Friday, 4 January 2013

Happy New Year, Mr Vaizey

Not for the first time, Telecom Pete finds himself behind the times.  My fascination with the idea of 'the redundant telco' and the rivalry with local authorities to provide ultra-fast broadband access turns out to be an old story in the US.  By way of example Susan Crawford, well-known advocate of the ‘local access as public utility’ school, tells the tale of the struggle to establish a municipal fibre network in Lafayette, Louisiana:

“Push-back from the local telephone company, BellSouth Corp., and the local cable company, Cox Communications Inc., was immediate. They tried to get laws passed to stop the network, sued the city, even forced the town to hold a referendum on the project - in which the people voted 62 per cent in favour. Finally, in February 2007, after five civil lawsuits, the Louisiana Supreme Court voted, 7-0, to allow the network….” 

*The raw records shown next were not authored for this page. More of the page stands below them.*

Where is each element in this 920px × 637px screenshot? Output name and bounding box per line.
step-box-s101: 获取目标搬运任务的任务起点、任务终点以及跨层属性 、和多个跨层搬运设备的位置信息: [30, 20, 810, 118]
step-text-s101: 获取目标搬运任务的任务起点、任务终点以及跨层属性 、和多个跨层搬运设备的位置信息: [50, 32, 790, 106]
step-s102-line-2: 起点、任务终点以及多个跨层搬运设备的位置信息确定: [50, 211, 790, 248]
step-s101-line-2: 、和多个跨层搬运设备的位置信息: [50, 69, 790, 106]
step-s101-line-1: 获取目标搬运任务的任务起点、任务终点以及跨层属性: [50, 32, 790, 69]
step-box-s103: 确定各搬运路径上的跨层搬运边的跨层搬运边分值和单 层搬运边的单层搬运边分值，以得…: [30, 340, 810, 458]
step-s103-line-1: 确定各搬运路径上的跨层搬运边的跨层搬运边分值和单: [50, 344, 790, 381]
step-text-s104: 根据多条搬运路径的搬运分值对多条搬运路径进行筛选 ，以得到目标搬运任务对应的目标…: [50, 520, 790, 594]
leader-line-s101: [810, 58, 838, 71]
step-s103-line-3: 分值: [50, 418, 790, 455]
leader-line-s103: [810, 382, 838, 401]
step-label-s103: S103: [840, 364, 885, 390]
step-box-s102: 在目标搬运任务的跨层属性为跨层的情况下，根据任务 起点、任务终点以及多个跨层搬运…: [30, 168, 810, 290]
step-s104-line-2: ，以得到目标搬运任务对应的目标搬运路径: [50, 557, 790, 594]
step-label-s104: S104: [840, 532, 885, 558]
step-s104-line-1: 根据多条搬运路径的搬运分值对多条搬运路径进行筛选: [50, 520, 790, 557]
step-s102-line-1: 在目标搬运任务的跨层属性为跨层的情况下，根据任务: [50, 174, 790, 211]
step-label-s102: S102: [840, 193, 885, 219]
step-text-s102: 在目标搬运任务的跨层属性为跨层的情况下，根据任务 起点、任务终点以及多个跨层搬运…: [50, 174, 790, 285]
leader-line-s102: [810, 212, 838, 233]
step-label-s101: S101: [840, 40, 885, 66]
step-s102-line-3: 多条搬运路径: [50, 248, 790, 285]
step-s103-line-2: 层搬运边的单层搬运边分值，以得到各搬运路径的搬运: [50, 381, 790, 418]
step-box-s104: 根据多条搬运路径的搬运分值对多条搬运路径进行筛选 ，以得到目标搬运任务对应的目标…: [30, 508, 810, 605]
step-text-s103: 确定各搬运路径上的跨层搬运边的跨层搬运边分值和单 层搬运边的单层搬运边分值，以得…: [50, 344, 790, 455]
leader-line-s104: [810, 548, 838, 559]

The conclusion Crawford draws from this and similar experiences is perhaps predictable: 

“All Americans need high-speed access, just as they need clean water, clean air and electricity. But they have allowed a naive belief in the power and beneficence of the free market to cloud their vision”. 

Not sure I totally buy the ‘naïve belief’ accusation but there’s certainly something here to trouble our own government’s thinking on broadband development.  Discuss.